Generate markdown table headers for conferences and journals.

This function creates the appropriate markdown table headers for displaying conference and journal information in tabular format.

Returns:

Name	Type	Description
`tuple`	`tuple[list[str], list[str]]`	A tuple containing two lists: - conference_header: Markdown table headers for conferences - journal_header: Markdown table headers for journals

Example

conf_header, journal_header = conference_journal_header() print(conf_header[0]) |Publishers|Full/Homepage|Abbr/About|Acronym/Archive|Period/DBLP|...

Source code in pyformatjson/tools/generate_dict.py

def conference_journal_header() -> tuple[list[str], list[str]]:
    """Generate markdown table headers for conferences and journals.

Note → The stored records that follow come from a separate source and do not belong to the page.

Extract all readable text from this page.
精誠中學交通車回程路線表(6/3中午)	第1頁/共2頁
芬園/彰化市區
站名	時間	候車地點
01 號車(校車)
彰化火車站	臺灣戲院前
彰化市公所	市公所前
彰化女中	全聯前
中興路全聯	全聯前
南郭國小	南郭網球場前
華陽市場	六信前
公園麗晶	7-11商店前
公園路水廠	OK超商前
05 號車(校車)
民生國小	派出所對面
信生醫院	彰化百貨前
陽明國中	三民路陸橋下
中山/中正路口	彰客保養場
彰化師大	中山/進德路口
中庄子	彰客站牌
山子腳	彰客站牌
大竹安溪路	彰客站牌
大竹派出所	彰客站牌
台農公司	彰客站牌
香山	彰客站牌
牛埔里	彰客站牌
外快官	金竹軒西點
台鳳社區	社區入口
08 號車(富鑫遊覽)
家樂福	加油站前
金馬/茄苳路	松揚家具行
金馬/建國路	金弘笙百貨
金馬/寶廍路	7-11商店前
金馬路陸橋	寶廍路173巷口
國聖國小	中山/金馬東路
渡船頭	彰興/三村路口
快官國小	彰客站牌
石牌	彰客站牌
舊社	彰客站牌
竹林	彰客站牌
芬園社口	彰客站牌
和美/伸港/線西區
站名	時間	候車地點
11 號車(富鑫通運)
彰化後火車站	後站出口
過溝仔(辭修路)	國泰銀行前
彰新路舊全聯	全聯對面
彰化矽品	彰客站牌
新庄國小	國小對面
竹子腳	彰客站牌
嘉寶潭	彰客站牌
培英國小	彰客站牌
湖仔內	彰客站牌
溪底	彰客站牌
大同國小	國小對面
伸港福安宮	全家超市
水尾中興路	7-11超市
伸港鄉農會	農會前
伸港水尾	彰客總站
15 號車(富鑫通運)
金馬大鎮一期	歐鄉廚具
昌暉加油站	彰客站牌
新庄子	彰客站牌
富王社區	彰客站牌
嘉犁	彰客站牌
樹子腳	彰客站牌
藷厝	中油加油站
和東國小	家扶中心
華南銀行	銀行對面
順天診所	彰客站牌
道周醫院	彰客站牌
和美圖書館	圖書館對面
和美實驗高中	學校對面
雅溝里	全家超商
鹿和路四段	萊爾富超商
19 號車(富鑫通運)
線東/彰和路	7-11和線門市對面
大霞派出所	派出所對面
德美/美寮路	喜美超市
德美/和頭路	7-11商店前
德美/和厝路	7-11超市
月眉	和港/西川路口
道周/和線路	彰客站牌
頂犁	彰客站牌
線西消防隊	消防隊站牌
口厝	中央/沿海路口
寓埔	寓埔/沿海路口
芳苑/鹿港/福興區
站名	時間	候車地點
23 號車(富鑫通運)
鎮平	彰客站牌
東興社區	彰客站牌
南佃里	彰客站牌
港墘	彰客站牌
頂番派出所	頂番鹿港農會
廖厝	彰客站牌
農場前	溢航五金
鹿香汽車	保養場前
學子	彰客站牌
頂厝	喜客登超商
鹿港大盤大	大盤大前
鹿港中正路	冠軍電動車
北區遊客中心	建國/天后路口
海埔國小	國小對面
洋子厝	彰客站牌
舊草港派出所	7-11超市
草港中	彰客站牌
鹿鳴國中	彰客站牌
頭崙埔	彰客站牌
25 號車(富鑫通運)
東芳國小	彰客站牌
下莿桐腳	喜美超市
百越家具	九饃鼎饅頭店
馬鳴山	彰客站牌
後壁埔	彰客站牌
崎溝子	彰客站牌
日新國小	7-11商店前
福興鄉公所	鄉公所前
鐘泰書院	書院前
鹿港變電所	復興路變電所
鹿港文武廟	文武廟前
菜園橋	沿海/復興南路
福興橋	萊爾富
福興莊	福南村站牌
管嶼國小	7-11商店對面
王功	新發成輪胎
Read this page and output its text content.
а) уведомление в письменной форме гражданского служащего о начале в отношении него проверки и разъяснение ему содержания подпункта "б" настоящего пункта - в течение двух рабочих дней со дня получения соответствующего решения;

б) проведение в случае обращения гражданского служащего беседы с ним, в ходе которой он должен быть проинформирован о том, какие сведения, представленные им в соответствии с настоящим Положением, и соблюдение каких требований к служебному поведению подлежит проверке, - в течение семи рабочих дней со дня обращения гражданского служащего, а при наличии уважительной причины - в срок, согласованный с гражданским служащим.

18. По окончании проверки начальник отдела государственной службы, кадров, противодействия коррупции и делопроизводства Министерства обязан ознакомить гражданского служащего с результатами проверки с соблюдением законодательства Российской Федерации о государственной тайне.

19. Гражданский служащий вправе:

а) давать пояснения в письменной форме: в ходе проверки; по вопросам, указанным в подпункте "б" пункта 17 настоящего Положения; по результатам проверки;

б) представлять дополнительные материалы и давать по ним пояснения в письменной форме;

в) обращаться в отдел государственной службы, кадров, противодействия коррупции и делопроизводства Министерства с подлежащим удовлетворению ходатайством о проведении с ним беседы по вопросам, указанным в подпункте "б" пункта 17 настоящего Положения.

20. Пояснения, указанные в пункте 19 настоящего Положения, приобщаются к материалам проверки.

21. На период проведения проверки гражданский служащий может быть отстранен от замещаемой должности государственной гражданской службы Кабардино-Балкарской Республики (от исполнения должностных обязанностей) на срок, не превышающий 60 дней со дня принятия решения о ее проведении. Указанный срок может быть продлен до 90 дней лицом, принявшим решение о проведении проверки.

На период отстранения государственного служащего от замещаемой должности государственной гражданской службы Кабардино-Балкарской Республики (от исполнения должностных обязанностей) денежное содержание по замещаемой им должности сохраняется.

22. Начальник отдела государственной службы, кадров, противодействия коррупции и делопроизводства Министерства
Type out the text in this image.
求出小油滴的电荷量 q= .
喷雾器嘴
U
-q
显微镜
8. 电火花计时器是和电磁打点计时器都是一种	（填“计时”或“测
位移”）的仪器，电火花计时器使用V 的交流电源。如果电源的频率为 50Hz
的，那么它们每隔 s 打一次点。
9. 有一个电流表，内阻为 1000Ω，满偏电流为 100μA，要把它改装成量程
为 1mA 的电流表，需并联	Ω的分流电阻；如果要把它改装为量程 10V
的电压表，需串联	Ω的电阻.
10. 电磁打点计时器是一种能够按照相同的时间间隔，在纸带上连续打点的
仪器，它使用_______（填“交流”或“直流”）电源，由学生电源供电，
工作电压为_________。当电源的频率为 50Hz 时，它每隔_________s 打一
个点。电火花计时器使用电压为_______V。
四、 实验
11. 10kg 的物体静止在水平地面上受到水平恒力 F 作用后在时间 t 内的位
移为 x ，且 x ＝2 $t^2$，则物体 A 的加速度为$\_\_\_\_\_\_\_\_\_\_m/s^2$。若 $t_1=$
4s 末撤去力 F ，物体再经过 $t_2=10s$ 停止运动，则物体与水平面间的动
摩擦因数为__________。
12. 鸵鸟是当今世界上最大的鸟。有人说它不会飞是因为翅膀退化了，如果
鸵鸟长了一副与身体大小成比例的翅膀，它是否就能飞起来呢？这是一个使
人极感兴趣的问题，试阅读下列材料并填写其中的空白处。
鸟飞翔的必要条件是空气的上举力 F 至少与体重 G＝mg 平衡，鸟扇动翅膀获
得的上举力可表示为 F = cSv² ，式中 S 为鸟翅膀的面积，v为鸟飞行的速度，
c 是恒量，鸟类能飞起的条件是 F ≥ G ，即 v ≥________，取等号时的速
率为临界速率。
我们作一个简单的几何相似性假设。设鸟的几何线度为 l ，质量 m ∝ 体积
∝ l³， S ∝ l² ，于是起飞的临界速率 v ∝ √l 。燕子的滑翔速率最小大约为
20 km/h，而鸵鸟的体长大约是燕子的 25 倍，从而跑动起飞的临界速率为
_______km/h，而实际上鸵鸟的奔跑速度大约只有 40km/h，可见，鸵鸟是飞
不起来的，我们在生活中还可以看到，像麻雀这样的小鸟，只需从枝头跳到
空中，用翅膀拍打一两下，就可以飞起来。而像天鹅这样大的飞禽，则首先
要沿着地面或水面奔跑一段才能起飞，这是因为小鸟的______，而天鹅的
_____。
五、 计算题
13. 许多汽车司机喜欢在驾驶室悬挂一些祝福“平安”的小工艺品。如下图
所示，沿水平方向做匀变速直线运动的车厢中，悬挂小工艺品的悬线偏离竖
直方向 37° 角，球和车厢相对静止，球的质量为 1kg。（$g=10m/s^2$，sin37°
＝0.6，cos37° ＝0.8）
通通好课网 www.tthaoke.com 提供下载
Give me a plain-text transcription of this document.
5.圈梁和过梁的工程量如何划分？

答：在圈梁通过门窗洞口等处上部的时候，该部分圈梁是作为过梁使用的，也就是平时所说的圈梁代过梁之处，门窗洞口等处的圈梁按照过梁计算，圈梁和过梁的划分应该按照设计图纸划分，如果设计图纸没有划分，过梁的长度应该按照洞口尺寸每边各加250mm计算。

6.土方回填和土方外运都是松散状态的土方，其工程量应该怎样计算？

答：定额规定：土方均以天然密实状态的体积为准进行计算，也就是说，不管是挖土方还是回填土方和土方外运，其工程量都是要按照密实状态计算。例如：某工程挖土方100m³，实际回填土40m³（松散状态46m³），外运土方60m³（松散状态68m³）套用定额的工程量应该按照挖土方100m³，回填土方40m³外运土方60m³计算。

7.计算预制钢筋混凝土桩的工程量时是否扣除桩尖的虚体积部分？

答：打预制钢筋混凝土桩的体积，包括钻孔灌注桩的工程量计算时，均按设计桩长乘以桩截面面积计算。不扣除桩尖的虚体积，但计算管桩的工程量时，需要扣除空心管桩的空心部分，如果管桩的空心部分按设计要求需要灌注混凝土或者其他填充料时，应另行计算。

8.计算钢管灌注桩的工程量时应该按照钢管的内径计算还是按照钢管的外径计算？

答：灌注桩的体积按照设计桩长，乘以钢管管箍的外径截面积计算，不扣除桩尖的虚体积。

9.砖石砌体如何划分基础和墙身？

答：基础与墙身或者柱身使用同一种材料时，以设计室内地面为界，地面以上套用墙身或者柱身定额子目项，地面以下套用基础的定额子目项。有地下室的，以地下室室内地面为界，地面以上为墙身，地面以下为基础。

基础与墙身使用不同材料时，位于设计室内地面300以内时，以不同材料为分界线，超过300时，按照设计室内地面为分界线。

    This function creates the appropriate markdown table headers for displaying
    conference and journal information in tabular format.

    Returns:
        tuple: A tuple containing two lists:
            - conference_header: Markdown table headers for conferences
            - journal_header: Markdown table headers for journals

    Example:
        >>> conf_header, journal_header = conference_journal_header()
        >>> print(conf_header[0])
        |Publishers|Full/Homepage|Abbr/About|Acronym/Archive|Period/DBLP|...
    """
    o = "|Publishers|Full/Homepage|Abbr/About|"
    t = "|-         |-            |-         |"
    conference_header = [
        f"{o}Acronym/Archive|Period/DBLP|Top|CCF|Submission|Days Left|Main Conf.|Days Left|Location|Keywords/Google|\n",
        f"{t}-              |-          |-  |-  |-         |-        |          |-        |-       |-              |\n",
    ]
    journal_header = [
        f"{o}Acronym/Issues|Period/DBLP|Top/Early|CCF|CAS|JCR|IF|Keywords/Google|\n",
        f"{t}-             |-          |-        |-  |-  |-  |- |-              |\n",
    ]
    return conference_header, journal_header